Astrid Noack is a loner in Danish art. During the years from 1925 to her far too early death in 1954 she created a series of unique sculptures in which she at one and the same time expressed fundamental humanity and the innermost being of sculpture. Her sculptures are timeless and draw their inspiration from contemporary French art as well as that of Egypt, Greece and Rome.
Astrid Noack’s works derive from an intense relationship to life and art and an unwavering belief in the importance of art. Her interest is mainly focused on the human figure – primarily children and women. Her figures often adopt quite simple postures: standing, sitting or kneeling.
The immediate impression is static and frontal, but a closer examination reveals that the individual parts of the body are imperceptibly turned in such a way as to provide it with an inner tension and a presence that are quite unique.

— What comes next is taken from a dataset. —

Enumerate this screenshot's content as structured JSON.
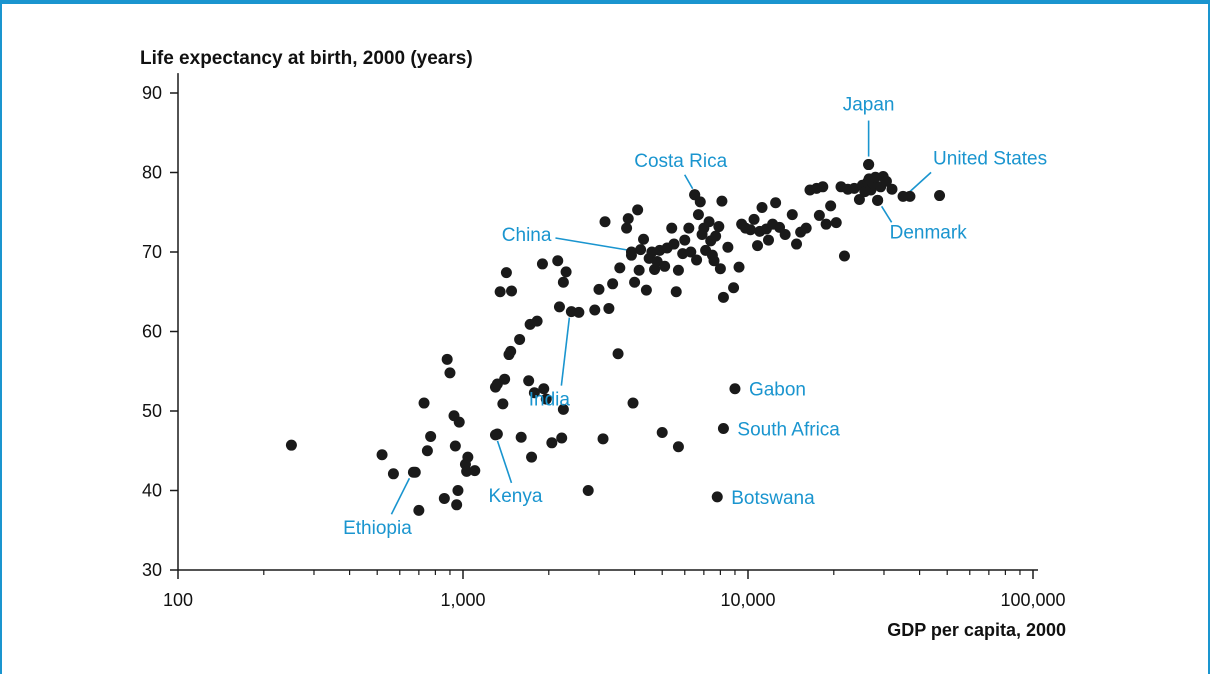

If one single work with these qualities is to be pointed out, it must be the statue of Anna Ancher, which was created for Skagens Museum at the end of the 1930s and is today considered to be Astrid Noack’s most important work.
Another work that deserves special mention is Standing Woman from 1939-45, which was included in the Cultural Canon of the Ministry of Culture as one of the most important Danish works of art over the ages – incidentally together with Thorvaldsen’s Jason with the Golden Fleece.

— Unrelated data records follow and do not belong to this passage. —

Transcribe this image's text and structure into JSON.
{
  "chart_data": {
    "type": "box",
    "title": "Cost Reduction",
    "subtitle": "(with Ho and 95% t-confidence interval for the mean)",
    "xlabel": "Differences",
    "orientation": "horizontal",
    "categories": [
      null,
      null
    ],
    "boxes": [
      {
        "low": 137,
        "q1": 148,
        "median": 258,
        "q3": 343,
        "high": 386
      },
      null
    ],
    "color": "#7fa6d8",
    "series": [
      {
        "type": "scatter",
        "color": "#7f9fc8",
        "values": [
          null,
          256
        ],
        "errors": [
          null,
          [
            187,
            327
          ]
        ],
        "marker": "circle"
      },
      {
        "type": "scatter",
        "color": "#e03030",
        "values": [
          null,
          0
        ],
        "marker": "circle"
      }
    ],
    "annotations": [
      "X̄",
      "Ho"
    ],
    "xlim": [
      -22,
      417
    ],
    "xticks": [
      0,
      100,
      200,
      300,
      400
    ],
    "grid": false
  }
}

The Astrid Noack exhibition was the first retrospective exhibition of a sculptor’s work ever mounted in Thorvaldsens Museum.
The exhibition was arranged by curator William Gelius and was designed in collaboration with Holstebro Kunstmuseum.
The catalogue for the exhibition was published with support from Toyota-Fonden and Højesteretssagfører C.L. Davids Legat for Slægt og Venner.
Astrid Noack: The statue of Anna Ancher, 1937-39. Statens Museum for Kunst.
Astrid Noack: Standing Woman, 1939-45.